Aunque con formas y capacidades muy diferentes, tanto Rusia como China rechazan el orden global basado en el liderazgo occidental construido a partir de 1945. Y en especial, objetan la pretensión norteamericana de establecer una Pax Americana a partir del fin del orden bipolar.

Al punto que a veces resulta sorprendente visualizar en qué medida el mundo ha cambiado tanto en estos últimos treinta años. Habiendo quedado atrás el mundo idílico imaginado en 1989/1991 cuando tras el colapso de la Unión Soviética, ningún país estaba en condiciones de rivalizar con el liderazgo militar, económico y cultural de los Estados Unidos. Entonces, una «nueva Roma» había emergido entre las cenizas de la Guerra Fría. Desde Roma, ninguna otra nación se había elevado tanto frente a las otras. Al punto que el antiguo canciller francés Hubert Vedrine describiría en 1999 que los EEUU se habían expandido en su poder a tal extremo que habían excedido el estatus de superpotencia para convertirse en una suerte de «hiperpotencia».

Pero, ¿qué sucedió entonces? En la cúspide de su poder, con una abrumadora superioridad militar Washington pudo haber tenido la oportunidad irrepetible de reconfigurar un nuevo orden mundial bajo el liderazgo indiscutido de los EEUU. Embriagados de optimismo, algunos aventuraron que la Historia había llegado a su fin. Rusia había perdido su imperio, China todavía no había perdido su estatus de potencia disminuida y Occidente creyó que había perdido a sus enemigos. Pero el 11 de septiembre, la crisis financiera de 2008/9 y el ascenso de China demostrarían que nada dura para siempre.

El momento unipolar se agotaría en poco más de una década. Hasta llegar a nuestros días. Cuando el que sigue siendo el país más poderoso de la tierra debe enfrentar simultáneamente las ambiciones e insatisfacciones de las otras dos potencias con las que comparte el podio del espectáculo del mundo.

De Ucrania a Taiwán, los intereses de los EEUU y de Occidente en general parecen en entredicho frente a la actitud revisionista de sus contrincantes. En momentos en que tras casi seis meses de guerra el resultado en Ucrania parece no estar claro. Sin que pueda establecerse quién está ganando y quién está perdiendo una guerra ante la que como indicó un observador, «Ucrania puede terminar quedándose con la razón, pero Rusia con el Dombás».

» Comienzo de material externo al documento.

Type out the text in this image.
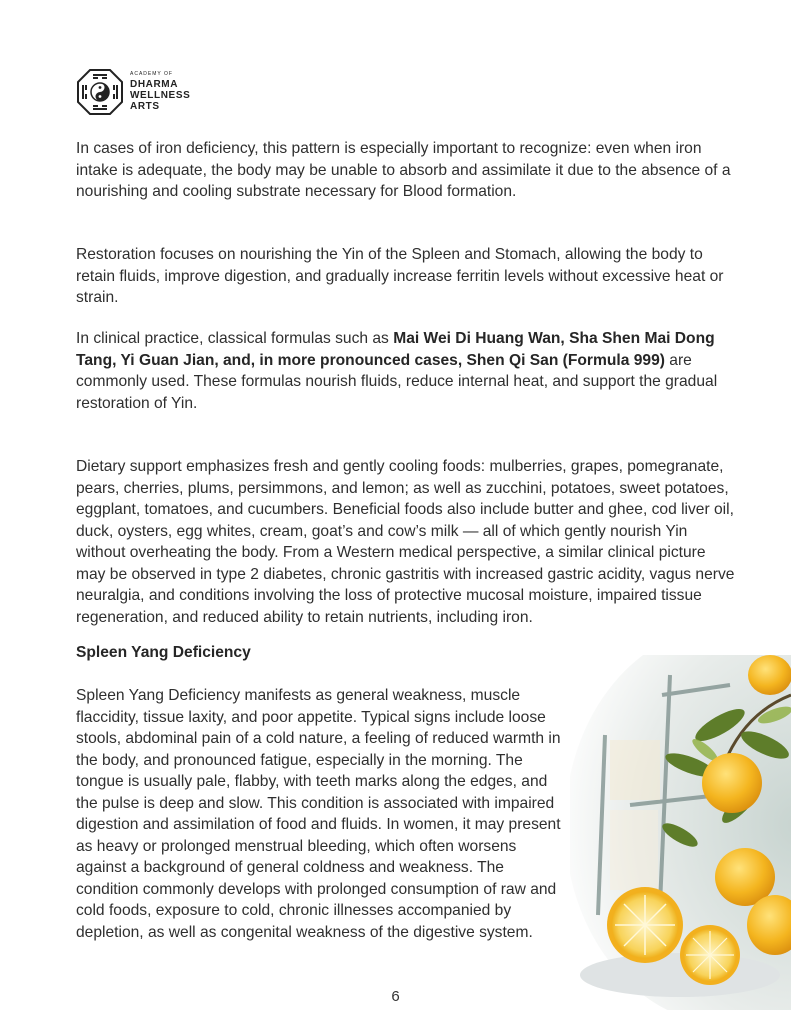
ACADEMY OF
DHARMA
WELLNESS
ARTS

In cases of iron deficiency, this pattern is especially important to recognize: even when iron intake is adequate, the body may be unable to absorb and assimilate it due to the absence of a nourishing and cooling substrate necessary for Blood formation.

Restoration focuses on nourishing the Yin of the Spleen and Stomach, allowing the body to retain fluids, improve digestion, and gradually increase ferritin levels without excessive heat or strain.

In clinical practice, classical formulas such as Mai Wei Di Huang Wan, Sha Shen Mai Dong Tang, Yi Guan Jian, and, in more pronounced cases, Shen Qi San (Formula 999) are commonly used. These formulas nourish fluids, reduce internal heat, and support the gradual restoration of Yin.

Dietary support emphasizes fresh and gently cooling foods: mulberries, grapes, pomegranate, pears, cherries, plums, persimmons, and lemon; as well as zucchini, potatoes, sweet potatoes, eggplant, tomatoes, and cucumbers. Beneficial foods also include butter and ghee, cod liver oil, duck, oysters, egg whites, cream, goat’s and cow’s milk — all of which gently nourish Yin without overheating the body. From a Western medical perspective, a similar clinical picture may be observed in type 2 diabetes, chronic gastritis with increased gastric acidity, vagus nerve neuralgia, and conditions involving the loss of protective mucosal moisture, impaired tissue regeneration, and reduced ability to retain nutrients, including iron.

Spleen Yang Deficiency

Spleen Yang Deficiency manifests as general weakness, muscle flaccidity, tissue laxity, and poor appetite. Typical signs include loose stools, abdominal pain of a cold nature, a feeling of reduced warmth in the body, and pronounced fatigue, especially in the morning. The tongue is usually pale, flabby, with teeth marks along the edges, and the pulse is deep and slow. This condition is associated with impaired digestion and assimilation of food and fluids. In women, it may present as heavy or prolonged menstrual bleeding, which often worsens against a background of general coldness and weakness. The condition commonly develops with prolonged consumption of raw and cold foods, exposure to cold, chronic illnesses accompanied by depletion, as well as congenital weakness of the digestive system.

6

Al tiempo que una escalada en las tensiones con China a partir de la situación de Taiwán puede implicar potencialmente la profundización de un conflicto infinitamente más complicado. Sobre todo si se tienen en cuenta las propias  palabras del propio Secretario de Estado Antony Blinken el pasado 26 de mayo. Cuando explicó que a diferencia de Rusia, China es el único país del mundo que puede reunir potencialmente tanto la intención como la capacidad para alterar el orden internacional nacido hace 75 años al finalizar la Segunda Guerra Mundial.

Mariano A. Caucino es especialista en relaciones internacionales. Ex embajador en Israel y Costa Rica.